[Mailman-Developers] DNS and mailing lists -- an idea

Jay R. Ashworth jra@baylink.com
Sun, 25 Nov 2001 00:22:39 -0500


This may well be properly a proposal that is germane to *all* MTA's,
not just those which support MLM's, but it will probably help the
latter more, (and I hang out here :-), so I figured I'd bounce it off
you guys first.

I just got caught in a DNS crash.  My personal domain is hidden
primaried on a loop at the office of the guy I subcontract for (as is
his domain, and a couple other things, but that's not material).

He's closing office, and we're going back to working out of our houses,
and the ISP apparently yanked the loop a week and a half early.
Without notice.

I didn't notice it until the public secondary for my domain timed the
zone out and started returning SERVFAIL messages to people sending me
mail... in consequence of which, I didn't get any mail for 3 and a half
days.

Luckily, it was a slow week, thanks to Thanksgiving (:-), so I only got
200 messages to sort through when the majority of it came in this
afternoon -- but even that was only because I finally got ahold of the
secondary DNS server op, and had him plug in the last copy of my master
file (which he used to maintain -- luckily, he's a *good* op, he hadn't
nuked it).

The *reason* that that fix worked, and my having set up a new server
and fixed my zone glue *didn't*, of course, is those ugly things called
"caching servers", and that's why you're all listening to this
(assuming, of course, that you still are... ;-)

I've been told that it's good practice for heavily trafficked mail and
web servers to have local (ie: on the same machine) caching DNS servers
to speed up mailer DNS lookups, and therefore load the networks less.
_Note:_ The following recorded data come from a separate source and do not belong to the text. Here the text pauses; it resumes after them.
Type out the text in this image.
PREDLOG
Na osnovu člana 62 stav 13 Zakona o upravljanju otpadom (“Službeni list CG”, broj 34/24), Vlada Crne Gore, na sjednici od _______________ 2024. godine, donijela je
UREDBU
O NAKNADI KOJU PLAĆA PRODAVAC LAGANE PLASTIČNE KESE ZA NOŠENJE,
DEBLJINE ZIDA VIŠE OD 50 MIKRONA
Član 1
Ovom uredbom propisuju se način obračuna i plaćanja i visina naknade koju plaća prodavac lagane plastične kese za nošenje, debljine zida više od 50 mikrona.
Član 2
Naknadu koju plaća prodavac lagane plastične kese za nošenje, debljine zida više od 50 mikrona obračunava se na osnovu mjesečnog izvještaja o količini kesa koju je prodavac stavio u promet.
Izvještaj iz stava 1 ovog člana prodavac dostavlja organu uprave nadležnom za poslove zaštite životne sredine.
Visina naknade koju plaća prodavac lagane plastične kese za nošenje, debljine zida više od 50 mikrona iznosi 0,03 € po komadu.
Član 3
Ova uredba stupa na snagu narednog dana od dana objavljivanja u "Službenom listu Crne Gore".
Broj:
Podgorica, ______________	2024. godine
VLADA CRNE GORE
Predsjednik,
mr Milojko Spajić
It occurred to me, riding home tonight from a concert and doing the
After Action in my head from the whole fiasco, that there might be
something productive in a script that could crawl the pending mail log
looking for signs that some large batch of mail is pending for bad
reasons.  Caching accidents happen to everyone occasionally... and if
one happes to your list with 4000 people on AOL, it could get ugly.

If such a script could restart the associated name daemon, flushing
it's cache, it would save a lot of delay and concern for various groups
of people, I think.  Assuming you could create a good heuristic for
deciding when to dump the cache... which shouldn't be too hard, since
a false dump isn't too painful.

So, am I missing something obvious here?  Will an MTA *without* a
caching server actually be affected less (because it's making direct
lookup calls to the zone servers in question)?  It's an area,
admittedly, in which I'm a touch weak... which is why I'm asking
y'all.

Cheers,
-- jra
-- 
Jay R. Ashworth                                                jra@baylink.com
Member of the Technical Staff     Baylink                             RFC 2100
The Suncoast Freenet         The Things I Think
Tampa Bay, Florida        http://baylink.pitas.com             +1 727 804 5015

   "If you don't have a dream; how're you gonna have a dream come true?"
     -- Captain Sensible, The Damned (from South Pacific's "Happy Talk")